In 2025, Kuma Sagar and the Khwopa Band made history during their "Hawako Lahar Sangai Australia Tour," becoming the first Nepali act to perform at Sydney's iconic Enmore Theatre and to record live at the prestigious Art Gallery of New South Wales.

Kuma Sagar returned to the stage of The voice of Nepal Season 6 after six years, delivering a performance that garnered a standing ovation from all four coaches. Sagar, who initially participated in the second season of the show in 2019, expressed pride in his return to the platform.

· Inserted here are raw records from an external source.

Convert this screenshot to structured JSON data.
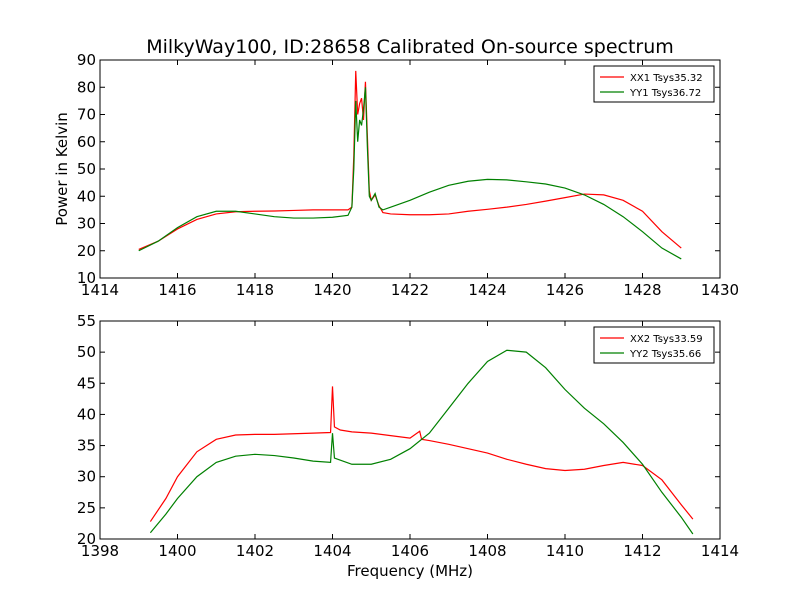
{
  "chart_data": [
    {
      "type": "line",
      "title": "MilkyWay100, ID:28658 Calibrated On-source spectrum",
      "xlabel": "",
      "ylabel": "Power in Kelvin",
      "xlim": [
        1414,
        1430
      ],
      "ylim": [
        10,
        90
      ],
      "xticks": [
        "1414",
        "1416",
        "1418",
        "1420",
        "1422",
        "1424",
        "1426",
        "1428",
        "1430"
      ],
      "yticks": [
        "10",
        "20",
        "30",
        "40",
        "50",
        "60",
        "70",
        "80",
        "90"
      ],
      "legend_position": "top-right",
      "grid": false,
      "series": [
        {
          "name": "XX1 Tsys35.32",
          "color": "#ff0000",
          "points": [
            [
              1415.0,
              20.5
            ],
            [
              1415.5,
              23.5
            ],
            [
              1416.0,
              28.0
            ],
            [
              1416.5,
              31.5
            ],
            [
              1417.0,
              33.5
            ],
            [
              1417.5,
              34.3
            ],
            [
              1418.0,
              34.5
            ],
            [
              1418.5,
              34.6
            ],
            [
              1419.0,
              34.8
            ],
            [
              1419.5,
              35.0
            ],
            [
              1420.0,
              35.0
            ],
            [
              1420.4,
              35.0
            ],
            [
              1420.5,
              36.0
            ],
            [
              1420.55,
              55.0
            ],
            [
              1420.6,
              86.0
            ],
            [
              1420.65,
              70.0
            ],
            [
              1420.7,
              74.0
            ],
            [
              1420.75,
              76.0
            ],
            [
              1420.8,
              68.0
            ],
            [
              1420.85,
              82.0
            ],
            [
              1420.9,
              62.0
            ],
            [
              1420.95,
              42.0
            ],
            [
              1421.0,
              38.5
            ],
            [
              1421.1,
              40.5
            ],
            [
              1421.2,
              36.5
            ],
            [
              1421.3,
              34.0
            ],
            [
              1421.5,
              33.5
            ],
            [
              1422.0,
              33.2
            ],
            [
              1422.5,
              33.2
            ],
            [
              1423.0,
              33.5
            ],
            [
              1423.5,
              34.5
            ],
            [
              1424.0,
              35.2
            ],
            [
              1424.5,
              36.0
            ],
            [
              1425.0,
              37.0
            ],
            [
              1425.5,
              38.2
            ],
            [
              1426.0,
              39.5
            ],
            [
              1426.5,
              40.8
            ],
            [
              1427.0,
              40.5
            ],
            [
              1427.5,
              38.5
            ],
            [
              1428.0,
              34.5
            ],
            [
              1428.5,
              27.0
            ],
            [
              1429.0,
              21.0
            ]
          ]
        },
        {
          "name": "YY1 Tsys36.72",
          "color": "#008000",
          "points": [
            [
              1415.0,
              20.0
            ],
            [
              1415.5,
              23.5
            ],
            [
              1416.0,
              28.5
            ],
            [
              1416.5,
              32.5
            ],
            [
              1417.0,
              34.5
            ],
            [
              1417.5,
              34.5
            ],
            [
              1418.0,
              33.5
            ],
            [
              1418.5,
              32.5
            ],
            [
              1419.0,
              32.0
            ],
            [
              1419.5,
              32.0
            ],
            [
              1420.0,
              32.3
            ],
            [
              1420.4,
              33.0
            ],
            [
              1420.5,
              36.0
            ],
            [
              1420.55,
              50.0
            ],
            [
              1420.6,
              75.0
            ],
            [
              1420.65,
              60.0
            ],
            [
              1420.7,
              68.0
            ],
            [
              1420.75,
              66.0
            ],
            [
              1420.8,
              72.0
            ],
            [
              1420.85,
              80.0
            ],
            [
              1420.9,
              58.0
            ],
            [
              1420.95,
              40.0
            ],
            [
              1421.0,
              38.5
            ],
            [
              1421.1,
              41.0
            ],
            [
              1421.2,
              36.0
            ],
            [
              1421.3,
              35.0
            ],
            [
              1421.5,
              36.0
            ],
            [
              1422.0,
              38.5
            ],
            [
              1422.5,
              41.5
            ],
            [
              1423.0,
              44.0
            ],
            [
              1423.5,
              45.5
            ],
            [
              1424.0,
              46.2
            ],
            [
              1424.5,
              46.0
            ],
            [
              1425.0,
              45.3
            ],
            [
              1425.5,
              44.5
            ],
            [
              1426.0,
              43.0
            ],
            [
              1426.5,
              40.5
            ],
            [
              1427.0,
              37.0
            ],
            [
              1427.5,
              32.5
            ],
            [
              1428.0,
              27.0
            ],
            [
              1428.5,
              21.0
            ],
            [
              1429.0,
              17.0
            ]
          ]
        }
      ]
    },
    {
      "type": "line",
      "title": "",
      "xlabel": "Frequency (MHz)",
      "ylabel": "",
      "xlim": [
        1398,
        1414
      ],
      "ylim": [
        20,
        55
      ],
      "xticks": [
        "1398",
        "1400",
        "1402",
        "1404",
        "1406",
        "1408",
        "1410",
        "1412",
        "1414"
      ],
      "yticks": [
        "20",
        "25",
        "30",
        "35",
        "40",
        "45",
        "50",
        "55"
      ],
      "legend_position": "top-right",
      "grid": false,
      "series": [
        {
          "name": "XX2 Tsys33.59",
          "color": "#ff0000",
          "points": [
            [
              1399.3,
              22.8
            ],
            [
              1399.7,
              26.5
            ],
            [
              1400.0,
              30.0
            ],
            [
              1400.5,
              34.0
            ],
            [
              1401.0,
              36.0
            ],
            [
              1401.5,
              36.7
            ],
            [
              1402.0,
              36.8
            ],
            [
              1402.5,
              36.8
            ],
            [
              1403.0,
              36.9
            ],
            [
              1403.5,
              37.0
            ],
            [
              1403.95,
              37.1
            ],
            [
              1404.0,
              44.5
            ],
            [
              1404.05,
              38.0
            ],
            [
              1404.2,
              37.5
            ],
            [
              1404.5,
              37.2
            ],
            [
              1405.0,
              37.0
            ],
            [
              1405.5,
              36.6
            ],
            [
              1406.0,
              36.2
            ],
            [
              1406.25,
              37.3
            ],
            [
              1406.3,
              36.0
            ],
            [
              1406.5,
              35.8
            ],
            [
              1407.0,
              35.2
            ],
            [
              1407.5,
              34.5
            ],
            [
              1408.0,
              33.8
            ],
            [
              1408.5,
              32.8
            ],
            [
              1409.0,
              32.0
            ],
            [
              1409.5,
              31.3
            ],
            [
              1410.0,
              31.0
            ],
            [
              1410.5,
              31.2
            ],
            [
              1411.0,
              31.8
            ],
            [
              1411.5,
              32.3
            ],
            [
              1412.0,
              31.8
            ],
            [
              1412.5,
              29.5
            ],
            [
              1413.0,
              25.5
            ],
            [
              1413.3,
              23.2
            ]
          ]
        },
        {
          "name": "YY2 Tsys35.66",
          "color": "#008000",
          "points": [
            [
              1399.3,
              21.0
            ],
            [
              1399.7,
              24.0
            ],
            [
              1400.0,
              26.5
            ],
            [
              1400.5,
              30.0
            ],
            [
              1401.0,
              32.3
            ],
            [
              1401.5,
              33.3
            ],
            [
              1402.0,
              33.6
            ],
            [
              1402.5,
              33.4
            ],
            [
              1403.0,
              33.0
            ],
            [
              1403.5,
              32.5
            ],
            [
              1403.95,
              32.3
            ],
            [
              1404.0,
              37.0
            ],
            [
              1404.05,
              33.0
            ],
            [
              1404.5,
              32.0
            ],
            [
              1405.0,
              32.0
            ],
            [
              1405.5,
              32.8
            ],
            [
              1406.0,
              34.5
            ],
            [
              1406.5,
              37.0
            ],
            [
              1407.0,
              41.0
            ],
            [
              1407.5,
              45.0
            ],
            [
              1408.0,
              48.5
            ],
            [
              1408.5,
              50.3
            ],
            [
              1409.0,
              50.0
            ],
            [
              1409.5,
              47.5
            ],
            [
              1410.0,
              44.0
            ],
            [
              1410.5,
              41.0
            ],
            [
              1411.0,
              38.5
            ],
            [
              1411.5,
              35.5
            ],
            [
              1412.0,
              32.0
            ],
            [
              1412.5,
              27.5
            ],
            [
              1413.0,
              23.5
            ],
            [
              1413.3,
              20.8
            ]
          ]
        }
      ]
    }
  ]
}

== International concert tours ==
- "Hawako Lahar Sangai" Australia Tour 2025 (24 March 2025) (Enmore Theatre, Sydney, Australia)
- Japan Tour 2025 (1–14 May 2025) (United Lab, Fukuoka, Japan -May 1, T2 Shinjuku, Tokyo-May 4, Nagoya - May 14)
- Spring Festival 2025 UK (25 May 2025) (The EBB Stadium in Aldershot)
- Gorkha Sajh 2025 Dubai (20 July 2025) (Al Nasr Leisureland, Dubai, UAE)

== Personal life ==
He is married to Sujata Chikabanjar, and they have a daughter.

== Controversy ==
In early 2025, a public debate emerged following comments made in a podcast episode hosted by Sushant Pradhan. The episode featured comedians Sajan Shrestha, Utsav Sapkota, and Sujan Zimba, who discussed various topics, including Nepali music and artists. During the episode, Sajan Shrestha mimicked the singing style of Kuma Sagar—a singer known for his unique voice and accent that reflects his Newar heritage. Some of the remarks made during the discussion were perceived by sections of the public as insensitive, particularly in how they addressed the Newari accent.